Zwingend erscheint die Spirale, in der sich der Staat immer mehr selbst bereichert und Geschenke an Dumme, Faule, und an seine eigenen Bediensteten auf Kosten der Leistungsträger der Gesellschaft verteilt. Dabei suggeriert der Staat, daß er dies tue, um Sicherheit und Recht für seine Bürger zu gewährleisten. Das Recht selbst jedoch verrottet dadurch: je mehr der Staat selbst ohne Grenzen Steuern erhebt (Hoppe vergleicht Steuererhebung mit Schutzgelderpressung), desto weniger kommt der Staat seinen eigentlichen Aufgaben nach: "Im Namen sozialer, öffentlicher oder nationaler Sicherheit "beschützen" unsere Verwalter uns vor globaler Erwärmung und Abkühlung und dem Aussterben von Tieren und Pflanzen, vor Ehemännern und -frauen, vor Eltern und Arbeitgebern, vor Armut, Krankheit, Katastrophen, Unwissenheit, Vorurteilen, Rassismus, Sexismus, Homophobie und zahllosen anderen öffentlichen Gefahren. Und mit riesigen Vorräten an Aggressions- und Massenvernichtungswaffen "schützen" sie uns, sogar außerhalb der USA, vor immer neuen Hitlern und möglichen Hitler-Sympathisanten. Die einzige Aufgabe jedoch, die eine Regierung jemals wahrnehmen sollte - unser Leben und unser Eigentum zu schützen - wird von unseren Verwaltern nicht erfüllt" (191f.)

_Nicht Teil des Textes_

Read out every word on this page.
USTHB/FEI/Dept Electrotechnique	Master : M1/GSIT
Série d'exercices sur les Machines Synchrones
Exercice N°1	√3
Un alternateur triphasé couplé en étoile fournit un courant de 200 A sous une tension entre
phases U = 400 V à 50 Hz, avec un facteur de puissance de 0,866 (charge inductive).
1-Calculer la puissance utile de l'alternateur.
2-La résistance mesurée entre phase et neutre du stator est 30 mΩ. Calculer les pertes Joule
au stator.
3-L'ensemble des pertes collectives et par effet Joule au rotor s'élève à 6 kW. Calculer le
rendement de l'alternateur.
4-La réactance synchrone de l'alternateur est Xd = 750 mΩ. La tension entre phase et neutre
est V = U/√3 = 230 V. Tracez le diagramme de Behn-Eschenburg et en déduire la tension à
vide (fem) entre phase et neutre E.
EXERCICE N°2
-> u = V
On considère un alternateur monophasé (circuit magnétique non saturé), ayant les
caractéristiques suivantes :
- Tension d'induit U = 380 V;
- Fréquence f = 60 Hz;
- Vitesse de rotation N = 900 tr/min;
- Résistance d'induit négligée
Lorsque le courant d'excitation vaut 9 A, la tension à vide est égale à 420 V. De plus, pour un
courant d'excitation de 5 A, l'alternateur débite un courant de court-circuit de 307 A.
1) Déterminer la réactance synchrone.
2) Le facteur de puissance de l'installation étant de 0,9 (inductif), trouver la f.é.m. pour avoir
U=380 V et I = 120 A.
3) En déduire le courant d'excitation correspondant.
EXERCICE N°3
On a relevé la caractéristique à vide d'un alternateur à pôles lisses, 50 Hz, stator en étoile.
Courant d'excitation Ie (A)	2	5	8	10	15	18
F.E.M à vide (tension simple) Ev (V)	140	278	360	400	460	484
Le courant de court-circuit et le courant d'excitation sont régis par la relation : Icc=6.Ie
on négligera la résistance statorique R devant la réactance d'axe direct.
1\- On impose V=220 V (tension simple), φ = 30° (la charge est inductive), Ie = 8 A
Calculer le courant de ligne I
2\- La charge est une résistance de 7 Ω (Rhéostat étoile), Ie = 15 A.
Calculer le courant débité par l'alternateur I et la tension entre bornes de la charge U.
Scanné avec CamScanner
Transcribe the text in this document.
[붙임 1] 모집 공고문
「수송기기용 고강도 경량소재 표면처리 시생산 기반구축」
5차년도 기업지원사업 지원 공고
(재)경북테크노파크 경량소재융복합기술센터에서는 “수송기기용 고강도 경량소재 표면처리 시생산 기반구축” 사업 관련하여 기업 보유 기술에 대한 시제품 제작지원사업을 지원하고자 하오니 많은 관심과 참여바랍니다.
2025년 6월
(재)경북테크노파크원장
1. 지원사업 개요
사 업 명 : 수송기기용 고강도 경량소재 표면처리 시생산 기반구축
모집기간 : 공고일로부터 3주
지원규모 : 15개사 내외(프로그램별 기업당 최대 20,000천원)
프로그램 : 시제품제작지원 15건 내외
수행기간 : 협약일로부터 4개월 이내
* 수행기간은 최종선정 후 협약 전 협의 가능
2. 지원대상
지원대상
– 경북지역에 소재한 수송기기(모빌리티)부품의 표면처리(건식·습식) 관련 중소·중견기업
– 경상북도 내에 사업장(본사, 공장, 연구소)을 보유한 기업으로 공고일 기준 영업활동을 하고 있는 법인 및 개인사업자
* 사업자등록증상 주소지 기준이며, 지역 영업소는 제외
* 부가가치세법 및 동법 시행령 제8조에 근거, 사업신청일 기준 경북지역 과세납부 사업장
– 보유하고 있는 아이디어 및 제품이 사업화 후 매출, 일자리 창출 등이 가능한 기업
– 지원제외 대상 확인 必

Nach der starken Analyse hätte ich, und das ist der Wermutstropfen des Buches, eine stärkere Perspektive auf die Privateigentumsanarchie, die Hoppe dem Etatismus entgegensetzen will, gewünscht. Zu knapp fällt das 12. Kapitel aus - vieles bleibt nur schwer vorstellbar. Eine weitere Schwäche: das Buch ist sehr stark auf die Verhältnisse in den USA hin geschrieben - so manches Detailproblem scheint für den europäischen Leser nur von geringer Relevanz, so z.B. Hoppes lange Auseinandersetzung mit Buchanan.

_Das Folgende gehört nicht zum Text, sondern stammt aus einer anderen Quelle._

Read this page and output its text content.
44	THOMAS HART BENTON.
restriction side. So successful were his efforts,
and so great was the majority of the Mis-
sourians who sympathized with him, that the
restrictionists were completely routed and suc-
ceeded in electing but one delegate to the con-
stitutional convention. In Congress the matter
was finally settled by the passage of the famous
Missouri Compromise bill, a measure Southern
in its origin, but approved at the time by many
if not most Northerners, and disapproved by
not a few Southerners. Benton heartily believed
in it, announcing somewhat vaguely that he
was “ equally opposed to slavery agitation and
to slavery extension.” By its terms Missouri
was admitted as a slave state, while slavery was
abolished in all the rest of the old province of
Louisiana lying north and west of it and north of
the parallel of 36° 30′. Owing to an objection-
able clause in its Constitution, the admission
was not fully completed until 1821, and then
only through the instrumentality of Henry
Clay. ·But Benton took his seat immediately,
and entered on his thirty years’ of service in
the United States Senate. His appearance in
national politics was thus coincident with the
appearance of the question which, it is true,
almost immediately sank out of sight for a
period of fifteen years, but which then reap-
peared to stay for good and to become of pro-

Dennoch: das Buch liest sich flüssig und ist sicher auch dann, wenn man Hoppe nicht in allem zustimmt, einer der herausforderndsten Beiträge zur politischen Theorie seit langem. Unbedingt empfehlenswert ist es für diejenigen, die kritisches Denken nicht nur als Lippenbekenntnis vertreten wollen, sondern bereit sind, sich auf einen wirklich unbequemen Denken einzulassen.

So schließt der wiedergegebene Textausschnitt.